The only way you’re going to be, I’m going to be, the only way that we’re going to be shaken out of the illusions that are distorting our lives is if we see this. Jesus Christ was beautiful! He had all the glory, but He emptied Himself of His beauty and came to earth to die for our sins. He came in to a world that’s obsessed with power; He had no power. With beauty; He had no beauty. With credentials; He had no credentials. And so we cast Him aside, we rejected Him, we killed Him!

Why?

Paul says so in Ephesians 5. He lost His beauty and became the ultimate person of character who on the inside was gorgeous, on the outside wasn’t, to die for us, not because we were beautiful but to make us beautiful.

It says He died to make us radiant and spotless and without blemish! Jesus Christ shows us real beauty; sacrificial love, character (even though you’re unsightly on the outside), and loving unlovely people in order to make them lovely. Beautifying people with your love.

Why did He do it for us?

It says in Isaiah 53. It says, “The results of His suffering He will see and be satisfied.”

What’s the results of His suffering? Us!

See, Here’s how I use beauty in my life. I use it when I’m exhausted. When I can’t go on, that’s when I go to the ocean and listen to the waves. That’s when I go north and look at the leaves. That’s when I put on my favorite movies and watch the most beautiful passages. That’s when I put on the music that I find the most beautiful. And beauty is what gets me to keep on going!

What kept Jesus going?

Through the cross, what kept Him going? You and me. The prospects of us, in His arms, was the beauty that kept Him going. When you see that, then finally your heart will be melted out of all of its distorted understandings of beauty because that’s beautiful.

See when you see an ugly man, Jesus Christ, but who was beautiful on the inside, coming to love us, not because we were lovely but to make us lovely, to the degree that sinks into your heart, to the degree that you finally see, “I am loved!” That’s the end of your shame and your spiritual inadequacy. To the degree that you see, “I am going to be resurrected!” that’s the end of your fear of mortality. Only that will ever break the hold that beauty has got on you and me. He had no beauty or majesty that we should desire Him externally, but He had the only beauty that will transform your life if you merge with it. So do it.

Let us pray.

Thank you Father for giving us what we need to overcome some of the distortions that our culture gives to us, that our own hearts bring to us.

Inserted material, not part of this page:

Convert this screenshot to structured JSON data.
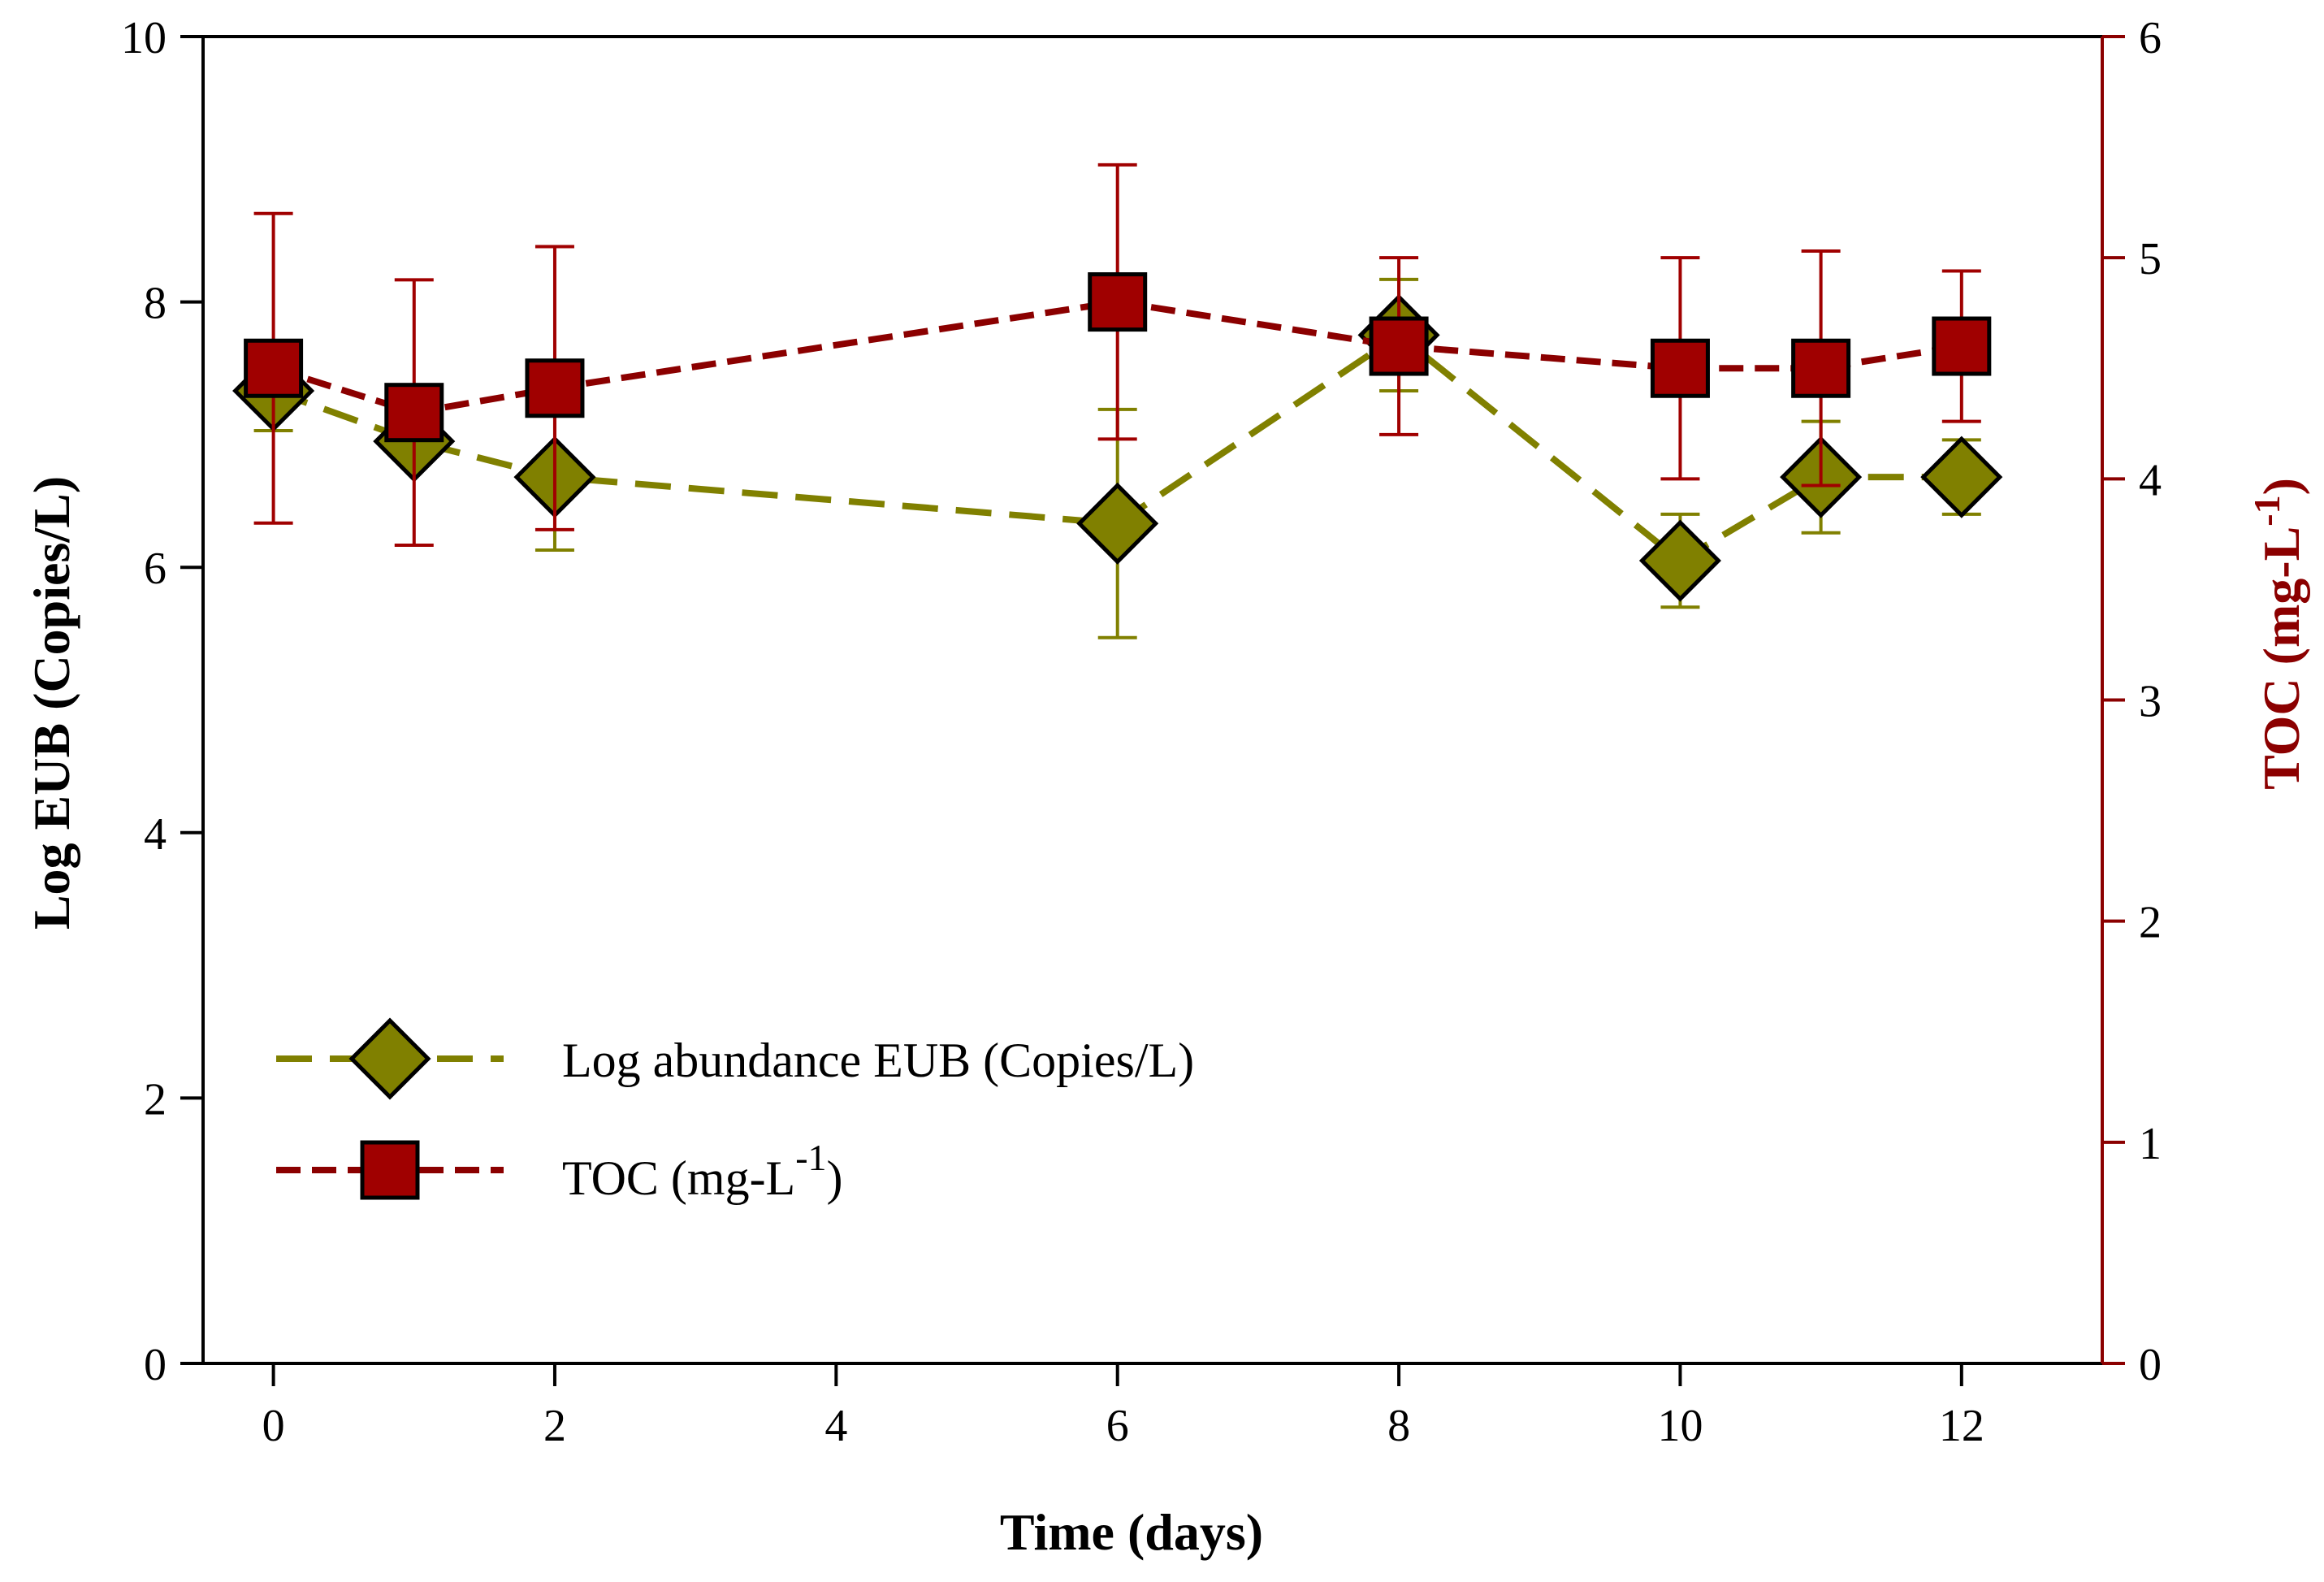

We want to be wise we don’t want to be stupid about sex and about beauty and we pray that you’d make us wise by looking at your Son, Jesus Christ, who though He was beautiful lost His beauty that we would become beautiful in your sight and get the only beauty that will last forever. We ask that you would change the way in which we deal with one another, because we know that. Make us a community of people who look to the heart and not on the outward appearance. We pray this in Jesus’ name, Amen.

One Reply to “The Temptation of Beauty – Sermon Excerpt – Transcript”

  1. Thank you so much for transcribing that sermon! It really struck my heart as well. I especially loved the bit about Jesus loving us on the cross, and holding us in His arms. God bless you!!